As Jeremy said throughout the course, in the beginning it is not important whats happening in the middle (the network architecture). It’s much more important to understand what is happening at the start (your data going into the neural net) and on the last layer (softmax, sigmoid, loss functions etc.).

The fundamentals of NLP are the same, whether you use a transformer or a type of RNN (RNN, LSTM, GRU) as your neural network architecture. Tokenization, Embeddings etc. are all concepts that are the same for transformers or RNNs.

Thinking of transformers as a black box doesn’t hinder you of using them effectively.


How to re-train small NLP model to different language without using multi-language model. For example:
retrain microsoft/deberta-v3-small to work with turkish language.

I have trained a model similar to what this lesson created (fine tuned) and uploaded it to Huggingface.
The problem is that the predicted label using the Huggingface web interface is incorrect (ie, it does not match the prediction that I get locally in the notebook).

I think the problem is that in the notebook, we predict as shown below:

eval_ds = Dataset.from_pandas(eval_df).map(tok_func, batched=True)
preds = trainer.predict(eval_ds).predictions.astype(float)

I think it’s because Huggingface does not know about the tok_func and, therefore, feeds the input text from the web interface to the model.

Question: what is the correct way of dealing with this problem?


Hi Shai,

Did you manage to resolve this?

I have more or less exactly the same issue. I have been tearing my hair out the last few days :frowning:

I put together this NoteBook which combines features from Getting started with NLP for absolute beginners and Iterate like a grandmaster!

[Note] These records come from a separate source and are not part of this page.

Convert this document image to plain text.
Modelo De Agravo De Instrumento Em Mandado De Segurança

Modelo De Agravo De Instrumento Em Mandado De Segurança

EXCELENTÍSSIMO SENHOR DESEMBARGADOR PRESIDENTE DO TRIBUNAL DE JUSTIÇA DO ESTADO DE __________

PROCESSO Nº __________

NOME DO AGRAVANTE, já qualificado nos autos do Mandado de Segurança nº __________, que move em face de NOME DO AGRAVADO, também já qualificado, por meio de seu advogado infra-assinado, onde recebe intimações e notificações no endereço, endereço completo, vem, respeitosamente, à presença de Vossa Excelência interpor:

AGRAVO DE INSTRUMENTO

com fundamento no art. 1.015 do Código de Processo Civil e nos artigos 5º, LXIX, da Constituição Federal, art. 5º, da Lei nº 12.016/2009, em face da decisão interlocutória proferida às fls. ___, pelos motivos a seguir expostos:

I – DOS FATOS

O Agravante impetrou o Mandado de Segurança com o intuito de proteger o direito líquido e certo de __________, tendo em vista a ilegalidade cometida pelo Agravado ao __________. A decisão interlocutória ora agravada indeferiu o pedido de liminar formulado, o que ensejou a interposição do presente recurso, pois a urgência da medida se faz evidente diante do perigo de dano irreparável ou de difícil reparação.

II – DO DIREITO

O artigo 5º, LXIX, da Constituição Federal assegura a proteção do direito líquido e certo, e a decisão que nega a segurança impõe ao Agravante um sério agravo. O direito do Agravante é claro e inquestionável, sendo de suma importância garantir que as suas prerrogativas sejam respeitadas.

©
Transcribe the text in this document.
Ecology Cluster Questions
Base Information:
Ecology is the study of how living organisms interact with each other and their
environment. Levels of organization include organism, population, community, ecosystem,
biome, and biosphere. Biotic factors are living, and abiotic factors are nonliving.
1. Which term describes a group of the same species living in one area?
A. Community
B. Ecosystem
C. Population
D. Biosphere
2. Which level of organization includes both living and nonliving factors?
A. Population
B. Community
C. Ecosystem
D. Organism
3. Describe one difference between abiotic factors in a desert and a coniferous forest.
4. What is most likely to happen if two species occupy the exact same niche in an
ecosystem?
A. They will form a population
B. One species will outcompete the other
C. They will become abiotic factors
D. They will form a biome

but I am running into this error when I try to train the model:

ValueError: all the input array dimensions for the concatenation axis must match exactly, but along dimension 1, the array at index 0 has size 1 and the array at index 1 has size 9119

The only real change I made to Jeremy’s NoteBooks was to use a different model anferico/bert-for-patents - so I’m guessing I maybe need to tweak the arguments to fit? I can see that the 9,119 relates to the size of my validation set, but not exactly sure what the overall issue is.

Any suggestions would be most appreciated. I really want to make my first Kaggle Competition submission!



Is this the integration of Transformers into fast.ai Jeremy mentioned in the lesson?

I think that’s the one?

There’s also this library which is built on top of fastai and is used for HF transformers.

1 Like

I’m in the same boat! I’m just trying to switch the training model and running into this ValueError. I will keep you posted if I make any progress!

1 Like

Thanks so much for this wonderful lesson. @jeremy I would like to point out something that might need correction, which is only indirectly referred to in the lesson: the “correction” I would point to is in this post about training/validation/test splits, which you show in the video:

At the end of the post, it says why it is dangerous to use scikit-learn’s cross-validation (and in particular K-fold cross-validation): because it uses random selection of samples. However, scikit-lean currently offers different K-fold cross-validation methods: GroupKFold allows to put all the samples from one group (e.g., the same driver, or the same boat) in one of the splits, avoiding leaking information. Likewise, there are other methods suitable for time series, for stratified data, and so on, and they are increasing the possibilities to cover real-life situations. Just a small detail, but I think it is important that people know that.

Thank you again for your wonderful course.